No – and not just because I qualified my statement by saying the Baucus paper “represented grounds” for forming a consensus.  As with everything in Washington, it all depends on what the meaning of is is.  In this case the “is” – consensus on health reform – is really what’s up for discussion.  Bob says the paper doesn’t create consensus because it’s extremely vague on how the critical elements of reform will be carried out.  Whether it’s individual subsidies or provider payment programs, the Baucus proposal (as published so far) defers specifics.  Bob points this out, as do I.  My other critical concerns — minimum acceptable benefits, and the ratio of maximum personal costs (premium plus copays and deductibles) to income — are also left unspecified.

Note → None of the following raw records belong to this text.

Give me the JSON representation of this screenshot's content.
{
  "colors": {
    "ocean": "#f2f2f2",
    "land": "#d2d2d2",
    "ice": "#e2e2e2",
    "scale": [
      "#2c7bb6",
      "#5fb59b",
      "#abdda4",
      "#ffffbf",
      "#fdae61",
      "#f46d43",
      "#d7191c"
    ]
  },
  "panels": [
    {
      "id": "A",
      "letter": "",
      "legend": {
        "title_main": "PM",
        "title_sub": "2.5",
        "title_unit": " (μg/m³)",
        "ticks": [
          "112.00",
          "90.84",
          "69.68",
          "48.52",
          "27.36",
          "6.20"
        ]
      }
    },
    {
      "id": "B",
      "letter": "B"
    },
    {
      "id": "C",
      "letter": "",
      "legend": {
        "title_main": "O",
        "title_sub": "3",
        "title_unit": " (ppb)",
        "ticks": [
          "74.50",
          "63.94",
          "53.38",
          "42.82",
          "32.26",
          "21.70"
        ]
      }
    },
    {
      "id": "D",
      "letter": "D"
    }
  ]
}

The devil is in the details, and the details haven’t been worked out.

But I’ll stick to my statement that a consensus is forming, because I’m using the word differently.  The American Heritage Dictionary defines consensus as “An opinion or position reached by a group as a whole,” or “General agreement or accord.” I think that’s coalescing in Democratic circles around six key ideas:

  1. Action is needed sooner, rather than later.  (Ted Kennedy has considerable influence in this matter, and his statement today will add weight to this position.)
  2. Mandated coverage is probably coming, but we should do whatever we can to control costs before imposing it.  (This is Baucus’ position, as I understand it.  Obama’s was somewhat different, but not entirely:  Let’s do all we can without mandates, and if we don’t get where we want to be we’ll revisit the issue.)
  3. Significant IT investment is needed.
  4. Premiums should be subsidized, to some multiple of the poverty income level.
  5. Benefits should be guaranteed – at some unspecified level.
  6. An insurance exchange or agency of some kind will be needed.
  7. Portability, and the elimination of pre-existing condition exclusions, is critical.

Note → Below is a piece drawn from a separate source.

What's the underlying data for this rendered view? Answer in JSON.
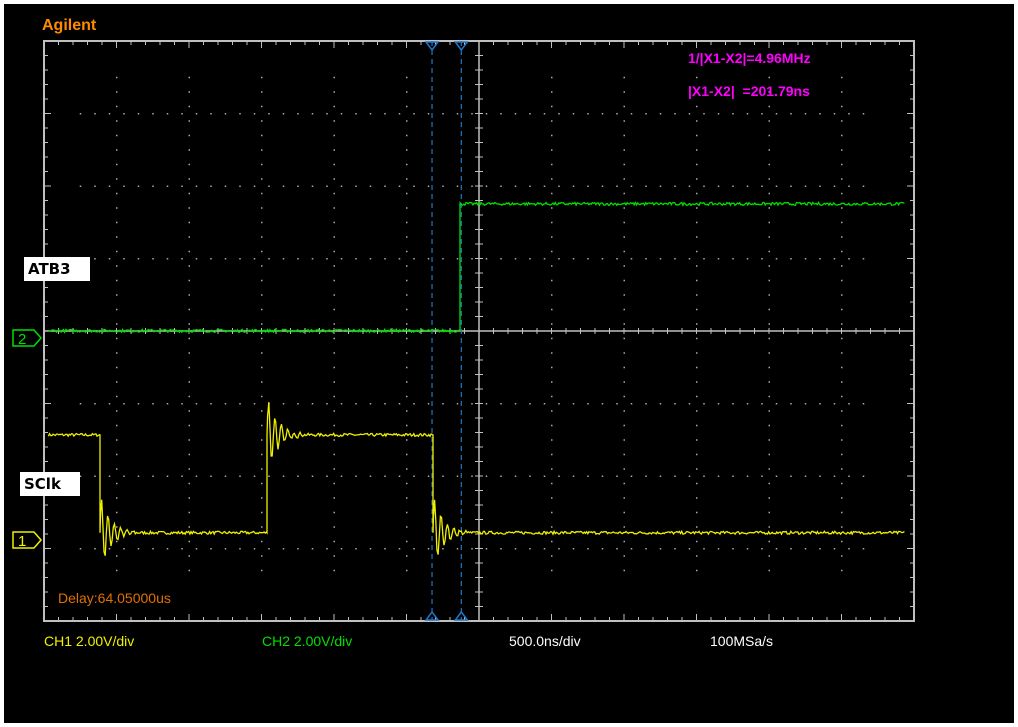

There are other important ideas, but these are the core principles around which the most powerful DC influencers seem to be gathering.

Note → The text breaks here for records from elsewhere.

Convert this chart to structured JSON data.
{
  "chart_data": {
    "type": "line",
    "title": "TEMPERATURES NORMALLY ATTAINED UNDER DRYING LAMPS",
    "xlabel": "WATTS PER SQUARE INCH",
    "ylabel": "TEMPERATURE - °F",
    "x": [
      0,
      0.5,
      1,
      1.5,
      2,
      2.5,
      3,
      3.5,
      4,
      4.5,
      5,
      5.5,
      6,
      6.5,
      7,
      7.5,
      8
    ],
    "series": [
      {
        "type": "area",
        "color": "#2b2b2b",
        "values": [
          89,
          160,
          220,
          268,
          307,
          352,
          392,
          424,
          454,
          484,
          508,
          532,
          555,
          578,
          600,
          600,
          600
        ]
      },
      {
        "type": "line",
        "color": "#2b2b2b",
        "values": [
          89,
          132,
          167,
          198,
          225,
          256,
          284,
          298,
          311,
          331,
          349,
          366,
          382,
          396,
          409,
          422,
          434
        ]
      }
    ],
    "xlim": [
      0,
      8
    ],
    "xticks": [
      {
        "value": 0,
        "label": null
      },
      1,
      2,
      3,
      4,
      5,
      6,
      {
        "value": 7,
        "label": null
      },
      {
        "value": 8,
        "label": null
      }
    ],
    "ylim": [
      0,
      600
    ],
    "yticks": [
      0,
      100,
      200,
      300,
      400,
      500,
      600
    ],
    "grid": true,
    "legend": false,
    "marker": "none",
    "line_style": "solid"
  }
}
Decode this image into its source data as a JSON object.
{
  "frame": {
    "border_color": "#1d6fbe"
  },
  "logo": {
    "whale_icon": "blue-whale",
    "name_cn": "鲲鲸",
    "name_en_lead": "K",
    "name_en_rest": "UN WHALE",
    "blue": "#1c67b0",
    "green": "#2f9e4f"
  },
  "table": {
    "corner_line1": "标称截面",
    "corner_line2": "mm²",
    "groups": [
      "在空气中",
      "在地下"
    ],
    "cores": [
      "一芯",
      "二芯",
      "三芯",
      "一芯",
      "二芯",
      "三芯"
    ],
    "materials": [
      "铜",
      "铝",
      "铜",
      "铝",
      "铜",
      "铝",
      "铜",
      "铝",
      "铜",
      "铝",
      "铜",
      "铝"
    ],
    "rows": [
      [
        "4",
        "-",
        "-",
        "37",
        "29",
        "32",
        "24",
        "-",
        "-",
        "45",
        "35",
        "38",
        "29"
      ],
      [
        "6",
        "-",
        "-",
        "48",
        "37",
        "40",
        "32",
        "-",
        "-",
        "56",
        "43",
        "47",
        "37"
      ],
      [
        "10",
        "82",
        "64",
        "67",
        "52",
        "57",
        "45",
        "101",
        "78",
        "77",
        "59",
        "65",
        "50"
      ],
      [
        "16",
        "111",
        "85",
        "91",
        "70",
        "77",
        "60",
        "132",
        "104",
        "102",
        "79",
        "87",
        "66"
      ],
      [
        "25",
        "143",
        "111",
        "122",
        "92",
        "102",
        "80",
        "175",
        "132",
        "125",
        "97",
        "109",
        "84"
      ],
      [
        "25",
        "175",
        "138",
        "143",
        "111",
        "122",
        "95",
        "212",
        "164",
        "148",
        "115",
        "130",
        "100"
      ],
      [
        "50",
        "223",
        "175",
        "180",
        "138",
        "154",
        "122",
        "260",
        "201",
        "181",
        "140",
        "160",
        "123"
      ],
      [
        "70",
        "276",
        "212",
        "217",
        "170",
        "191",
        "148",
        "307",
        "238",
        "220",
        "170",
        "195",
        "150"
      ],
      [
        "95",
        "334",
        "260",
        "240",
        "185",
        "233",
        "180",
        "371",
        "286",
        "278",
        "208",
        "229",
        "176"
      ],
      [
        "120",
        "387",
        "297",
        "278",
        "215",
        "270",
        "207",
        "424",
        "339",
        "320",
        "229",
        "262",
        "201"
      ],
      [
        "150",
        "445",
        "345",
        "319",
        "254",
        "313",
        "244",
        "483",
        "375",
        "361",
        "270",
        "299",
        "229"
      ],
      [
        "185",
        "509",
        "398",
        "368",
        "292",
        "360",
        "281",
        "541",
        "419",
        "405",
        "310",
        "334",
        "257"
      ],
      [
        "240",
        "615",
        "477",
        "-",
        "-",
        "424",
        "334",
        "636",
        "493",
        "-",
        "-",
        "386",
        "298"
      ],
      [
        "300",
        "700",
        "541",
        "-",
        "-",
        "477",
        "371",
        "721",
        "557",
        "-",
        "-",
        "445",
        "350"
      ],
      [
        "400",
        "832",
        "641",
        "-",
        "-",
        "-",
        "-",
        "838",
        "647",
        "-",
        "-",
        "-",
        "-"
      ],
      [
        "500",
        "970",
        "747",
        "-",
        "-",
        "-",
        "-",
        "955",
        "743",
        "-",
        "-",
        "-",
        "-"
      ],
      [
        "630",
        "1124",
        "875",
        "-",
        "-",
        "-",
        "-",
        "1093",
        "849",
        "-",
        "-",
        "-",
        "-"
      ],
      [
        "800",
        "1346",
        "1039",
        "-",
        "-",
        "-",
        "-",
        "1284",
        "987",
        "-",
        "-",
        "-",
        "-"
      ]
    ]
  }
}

That’s all well and good, but here’s where I worry:  There was strong consensus around the Massachusetts reform initiative, too — so much so that the participants announced a successful solution before addressing the concrete issues that Bob Laszewski and others have been discussing.   The Massachusetts team is working hard to address some of the ongoing issues, and they’re coming up with solutions.  But they’ve been years in coming, and the roll-out problems they’ve faced there would be amplified enormously if they took place on a national scale.

Given the care and precision with which the Obama team has acted so far, it’s unlikely that the same thing will happen on a national scale. That’s good.  While we may be close to “consensus” on where we’re going, we have yet to draw the map which shows how we’re going to get there.  Should the Baucus paper prove to be a signpost toward the new center, that means that the hard work of design and prediction is just beginning.

As for Bob Laszewski, looks like he and I are having a “heated agreement.”  There’s a consensus forming about what health reform should look like.  Now we have to agree how to get there.